Where is the lazy sequence?

If you have suggestions for better ways to do this (this is just my on-the-fly REPL code), that'd be great, but I'm really looking for an explanation as to what is happening in this case.


EDIT 2: Definitely (?) a problem with the REPL.

This is bizarre. weights is a list containing six lists, four of which are empty. So far, so good. But trying to print one of these empty lists to the screen results in a stack overflow, but only the first time. The second time it prints without throwing any errors. Printing the non-empty lists produces no stack overflow. Now I can move on with my project, but...what on earth is going on here? Any ideas? (Please pardon the following ugliness, but I thought it might be helpful)
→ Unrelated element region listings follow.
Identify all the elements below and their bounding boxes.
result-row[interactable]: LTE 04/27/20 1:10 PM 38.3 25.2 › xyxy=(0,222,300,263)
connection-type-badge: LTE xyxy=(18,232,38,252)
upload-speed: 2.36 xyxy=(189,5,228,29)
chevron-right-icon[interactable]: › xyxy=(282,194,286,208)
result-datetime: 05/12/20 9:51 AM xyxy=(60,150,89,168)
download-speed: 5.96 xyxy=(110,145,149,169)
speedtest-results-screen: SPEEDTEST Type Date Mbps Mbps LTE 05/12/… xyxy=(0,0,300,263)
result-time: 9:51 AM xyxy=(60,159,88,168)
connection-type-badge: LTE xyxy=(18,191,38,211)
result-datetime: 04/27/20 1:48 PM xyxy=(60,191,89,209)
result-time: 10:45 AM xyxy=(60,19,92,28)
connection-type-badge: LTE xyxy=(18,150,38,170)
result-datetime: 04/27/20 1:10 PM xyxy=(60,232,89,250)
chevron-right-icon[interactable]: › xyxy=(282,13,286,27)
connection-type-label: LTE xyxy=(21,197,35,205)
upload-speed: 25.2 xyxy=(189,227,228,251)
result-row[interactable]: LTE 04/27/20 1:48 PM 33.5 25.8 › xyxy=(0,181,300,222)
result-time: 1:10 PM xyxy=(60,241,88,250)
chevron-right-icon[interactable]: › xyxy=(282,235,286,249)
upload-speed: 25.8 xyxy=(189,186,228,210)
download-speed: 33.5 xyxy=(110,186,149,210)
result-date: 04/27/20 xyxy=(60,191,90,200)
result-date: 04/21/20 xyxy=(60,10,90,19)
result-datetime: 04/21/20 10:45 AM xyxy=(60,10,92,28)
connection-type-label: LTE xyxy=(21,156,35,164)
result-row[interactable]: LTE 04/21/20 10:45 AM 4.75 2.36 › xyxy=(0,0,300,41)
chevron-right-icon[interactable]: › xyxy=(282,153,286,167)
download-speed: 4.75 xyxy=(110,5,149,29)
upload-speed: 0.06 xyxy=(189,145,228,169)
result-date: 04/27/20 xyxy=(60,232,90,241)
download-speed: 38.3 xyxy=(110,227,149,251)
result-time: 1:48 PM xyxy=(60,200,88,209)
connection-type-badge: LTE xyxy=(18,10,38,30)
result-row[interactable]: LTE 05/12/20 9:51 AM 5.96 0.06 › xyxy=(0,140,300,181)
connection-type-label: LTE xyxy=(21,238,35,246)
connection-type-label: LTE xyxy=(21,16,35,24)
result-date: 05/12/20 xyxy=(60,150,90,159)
user=> (def ww (loop etc. etc. ))
#'user/ww
user=> (def x (first ww))
#'user/x
user=> x
StackOverflowError   clojure.lang.RT.seq (RT.java:484)
user=> x
()
user=> (def x (nth ww 3))
#'user/x
user=> x
(8.47089879874061 -8.742792338501289 -4.661609290853221)
user=> (def ww (loop etc. etc. ))
#'user/ww
user=> ww
StackOverflowError   clojure.core/seq (core.clj:133)
user=> ww
StackOverflowError   clojure.core/seq (core.clj:133)
user=> ww
StackOverflowError   clojure.core/seq (core.clj:133)
user=> ww
StackOverflowError   clojure.core/seq (core.clj:133)
user=> ww
(() () () (8.471553034351501 -8.741870954507117 -4.661171802683782) () (-8.861958958234174 8.828933147027938 18.43649480263751 -4.532462509591159))

Solution

  • If you call doall on a sequence that contains more lazy sequences, doall does not recursively iterate through the subsequences. In this particular case, the return value of b-xor contained empty lists that were defined lazily from previous empty lists defined lazily from previous empty lists, and so on. All I had to do was add a single doall to the map that produced the empty lists (in b-xor), and the problem disappeared. This loop (with all of the doall's removed) never overflows:

    (loop [res 1
           weights xorw
           k 0]
      (if (= k 1000000)
          weights 
          (let [n (rand-int 4)
                r (xor weights (first (nth xorset n)))]
            (recur r
                   (b-xor weights r (second (nth xorset n)))
                   (inc k)))))
    

    I hope this is helpful to some other poor soul who thought he'd solved his lazy sequencing issues with a badly-placed doall.